The girl’s eyes snapped open.

“Please,” she whispered.

Pima pressed her lips together, ignoring the words. The girl’s free hand brushed at Pima’s face and Pima swatted it away. Pima leaned on the knife and blood welled up. The girl didn’t flinch. Didn’t pull away, just watched, black eyes begging as the knife cut into her brown skin.

“Please,” she said again.

Nailer’s skin crawled. “Don’t do it, Pima.”

Pima glanced up at him. “You going to get squeamish on me? You think you’re going to save her? Be her white knight like in Mom’s kiddie stories? You’re just a beach rat and she’s a swank. She gets out of here, this ship’s hers and we lose everything.”

“We don’t know that.”

“Don’t be stupid. This is only scavenge if she’s not standing on it saying it’s hers. All that silver we found? All this gold on her fingers? You know this boat’s hers. You know it. Look at the room she’s in.” Pima waved a hand at the wreckage around them. “She’s no servant, that’s for sure.
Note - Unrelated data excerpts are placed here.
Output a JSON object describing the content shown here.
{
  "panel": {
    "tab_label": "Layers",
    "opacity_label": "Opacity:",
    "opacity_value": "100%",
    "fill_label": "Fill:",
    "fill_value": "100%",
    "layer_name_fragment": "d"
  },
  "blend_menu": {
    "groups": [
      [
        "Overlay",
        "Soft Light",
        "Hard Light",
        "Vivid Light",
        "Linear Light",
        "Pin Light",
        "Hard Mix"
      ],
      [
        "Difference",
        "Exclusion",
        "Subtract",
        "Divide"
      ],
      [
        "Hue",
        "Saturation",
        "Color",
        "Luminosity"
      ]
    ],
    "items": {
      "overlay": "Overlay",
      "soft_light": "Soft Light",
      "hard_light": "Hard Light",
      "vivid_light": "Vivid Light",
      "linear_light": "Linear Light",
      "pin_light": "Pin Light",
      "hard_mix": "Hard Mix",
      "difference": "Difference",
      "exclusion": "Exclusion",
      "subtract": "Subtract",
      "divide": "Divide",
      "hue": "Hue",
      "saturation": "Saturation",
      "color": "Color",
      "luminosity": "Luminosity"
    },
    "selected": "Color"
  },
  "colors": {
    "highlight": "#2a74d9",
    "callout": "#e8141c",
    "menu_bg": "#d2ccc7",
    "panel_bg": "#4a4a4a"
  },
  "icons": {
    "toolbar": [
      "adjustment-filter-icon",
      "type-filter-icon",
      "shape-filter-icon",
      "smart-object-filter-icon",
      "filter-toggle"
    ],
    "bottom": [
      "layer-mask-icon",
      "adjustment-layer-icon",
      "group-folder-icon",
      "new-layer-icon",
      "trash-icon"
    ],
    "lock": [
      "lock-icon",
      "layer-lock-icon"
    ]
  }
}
She’s a damn swank. We let her out, we lose everything.”

She looked at the girl. “Sorry, swank. You’re worth more dead than alive.” She glanced at Nailer. “If it makes you feel better, I’ll put her down first.” She moved the knife to the girl’s smooth brown throat.
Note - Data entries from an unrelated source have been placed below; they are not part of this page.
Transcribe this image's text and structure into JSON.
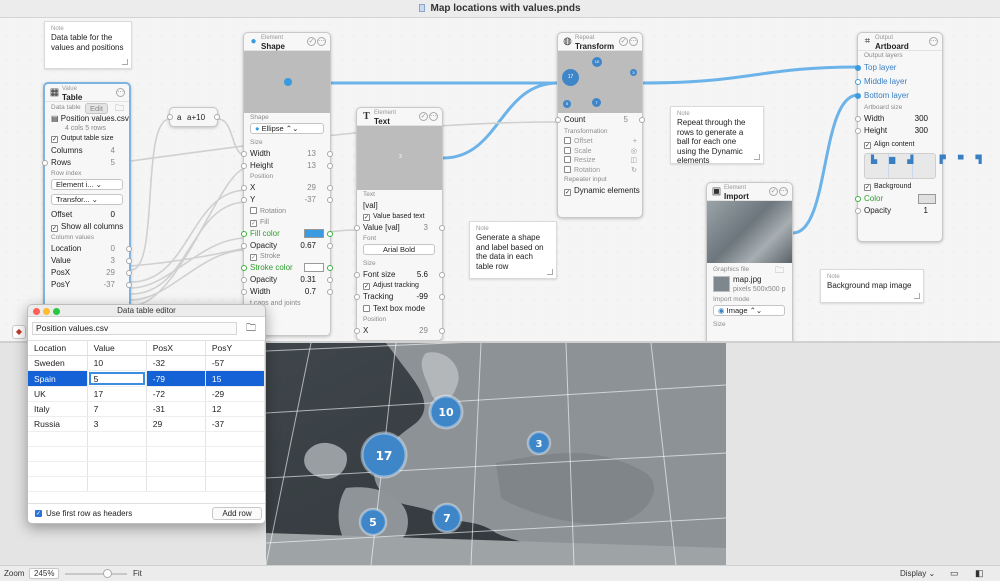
{
  "window": {
    "title": "Map locations with values.pnds"
  },
  "notes": [
    {
      "label": "Note",
      "text": "Data table for the values and positions"
    },
    {
      "label": "Note",
      "text": "Repeat through the rows to generate a ball for each one using the Dynamic elements"
    },
    {
      "label": "Note",
      "text": "Generate a shape and label based on the data in each table row"
    },
    {
      "label": "Note",
      "text": "Background map image"
    }
  ],
  "value_table": {
    "category": "Value",
    "title": "Table",
    "data_table_label": "Data table",
    "edit_label": "Edit",
    "file_name": "Position values.csv",
    "file_info": "4 cols 5 rows",
    "output_table_size": "Output table size",
    "columns_label": "Columns",
    "columns_value": "4",
    "rows_label": "Rows",
    "rows_value": "5",
    "row_index_label": "Row index",
    "element_dd": "Element i...",
    "transform_dd": "Transfor...",
    "offset_label": "Offset",
    "offset_value": "0",
    "show_all": "Show all columns",
    "column_values": "Column values",
    "location_label": "Location",
    "location_value": "0",
    "value_label": "Value",
    "value_value": "3",
    "posx_label": "PosX",
    "posx_value": "29",
    "posy_label": "PosY",
    "posy_value": "-37"
  },
  "expr_node": {
    "var": "a",
    "expr": "a+10"
  },
  "shape_node": {
    "category": "Element",
    "title": "Shape",
    "shape_label": "Shape",
    "shape_value": "Ellipse",
    "size_label": "Size",
    "width_label": "Width",
    "width_value": "13",
    "height_label": "Height",
    "height_value": "13",
    "position_label": "Position",
    "x_label": "X",
    "x_value": "29",
    "y_label": "Y",
    "y_value": "-37",
    "rotation_label": "Rotation",
    "fill_label": "Fill",
    "fill_color_label": "Fill color",
    "opacity_label": "Opacity",
    "opacity_value": "0.67",
    "stroke_label": "Stroke",
    "stroke_color_label": "Stroke color",
    "stroke_opacity_value": "0.31",
    "stroke_width_label": "Width",
    "stroke_width_value": "0.7",
    "caps_label": "t caps and joints"
  },
  "text_node": {
    "category": "Element",
    "title": "Text",
    "text_label": "Text",
    "text_value": "[val]",
    "value_based": "Value based text",
    "value_label": "Value [val]",
    "value_value": "3",
    "font_label": "Font",
    "font_value": "Arial Bold",
    "size_label": "Size",
    "font_size_label": "Font size",
    "font_size_value": "5.6",
    "adjust_tracking": "Adjust tracking",
    "tracking_label": "Tracking",
    "tracking_value": "-99",
    "text_box_mode": "Text box mode",
    "position_label": "Position",
    "x_label": "X",
    "x_value": "29"
  },
  "repeat_node": {
    "category": "Repeat",
    "title": "Transform",
    "count_label": "Count",
    "count_value": "5",
    "transformation_label": "Transformation",
    "offset": "Offset",
    "scale": "Scale",
    "resize": "Resize",
    "rotation": "Rotation",
    "repeater_input": "Repeater input",
    "dynamic": "Dynamic elements",
    "preview_balls": [
      "10",
      "17",
      "3",
      "5",
      "7"
    ]
  },
  "import_node": {
    "category": "Element",
    "title": "Import",
    "graphics_file": "Graphics file",
    "file_name": "map.jpg",
    "file_info": "pixels 500x500 p",
    "import_mode_label": "Import mode",
    "import_mode_value": "Image",
    "size_label": "Size"
  },
  "output_node": {
    "category": "Output",
    "title": "Artboard",
    "layers_label": "Output layers",
    "layers": [
      "Top layer",
      "Middle layer",
      "Bottom layer"
    ],
    "size_label": "Artboard size",
    "width_label": "Width",
    "width_value": "300",
    "height_label": "Height",
    "height_value": "300",
    "align_content": "Align content",
    "background_label": "Background",
    "color_label": "Color",
    "opacity_label": "Opacity",
    "opacity_value": "1"
  },
  "editor": {
    "title": "Data table editor",
    "file_name": "Position values.csv",
    "columns": [
      "Location",
      "Value",
      "PosX",
      "PosY"
    ],
    "rows": [
      [
        "Sweden",
        "10",
        "-32",
        "-57"
      ],
      [
        "Spain",
        "5",
        "-79",
        "15"
      ],
      [
        "UK",
        "17",
        "-72",
        "-29"
      ],
      [
        "Italy",
        "7",
        "-31",
        "12"
      ],
      [
        "Russia",
        "3",
        "29",
        "-37"
      ]
    ],
    "selected_row": 1,
    "use_first_row": "Use first row as headers",
    "add_row": "Add row"
  },
  "map_balls": [
    "10",
    "3",
    "17",
    "5",
    "7"
  ],
  "bottom": {
    "zoom_label": "Zoom",
    "zoom_value": "245%",
    "fit_label": "Fit",
    "display_label": "Display"
  },
  "colors": {
    "accent": "#3a9be0",
    "ball": "#3f86c8",
    "selection": "#1561d6"
  }
}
The girl’s eyes went to him, starving for salvation, but she didn’t speak again. Only stared.

“Don’t cut her,” Nailer said. “We can’t make a Lucky Strike like this… It would be like Sloth was with me.”
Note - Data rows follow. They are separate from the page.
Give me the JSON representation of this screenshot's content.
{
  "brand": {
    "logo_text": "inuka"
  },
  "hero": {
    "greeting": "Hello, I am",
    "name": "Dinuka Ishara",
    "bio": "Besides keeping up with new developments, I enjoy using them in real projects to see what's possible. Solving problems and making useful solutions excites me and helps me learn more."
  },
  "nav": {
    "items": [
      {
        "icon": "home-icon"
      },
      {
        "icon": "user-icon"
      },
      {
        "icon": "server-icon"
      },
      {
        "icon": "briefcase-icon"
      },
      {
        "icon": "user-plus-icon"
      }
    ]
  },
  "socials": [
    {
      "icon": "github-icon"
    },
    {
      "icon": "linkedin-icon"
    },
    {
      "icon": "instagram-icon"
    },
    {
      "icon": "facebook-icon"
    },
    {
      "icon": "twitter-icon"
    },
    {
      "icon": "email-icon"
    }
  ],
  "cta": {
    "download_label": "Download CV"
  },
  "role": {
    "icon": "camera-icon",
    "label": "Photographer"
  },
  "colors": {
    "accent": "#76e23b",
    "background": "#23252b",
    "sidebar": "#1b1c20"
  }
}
“It’s not the same at all. Sloth was crew. She swore blood oath with you. She didn’t have morals. But this swank?” Pima tapped the drowned girl with her knife. “She’s not crew. She’s just a boss girl with a lot of gold.” She made a face. “If we pigstick her, we’re rich. No more crew for life, right?”

The gold glittered on the girl’s fingers. Nailer struggled with his conflicting emotions. It was more wealth than he had ever seen. More wealth than most of the crews collected in years off the ships, and yet it decorated this girl’s fingers as casually as Moon Girl pierced her lip with steel.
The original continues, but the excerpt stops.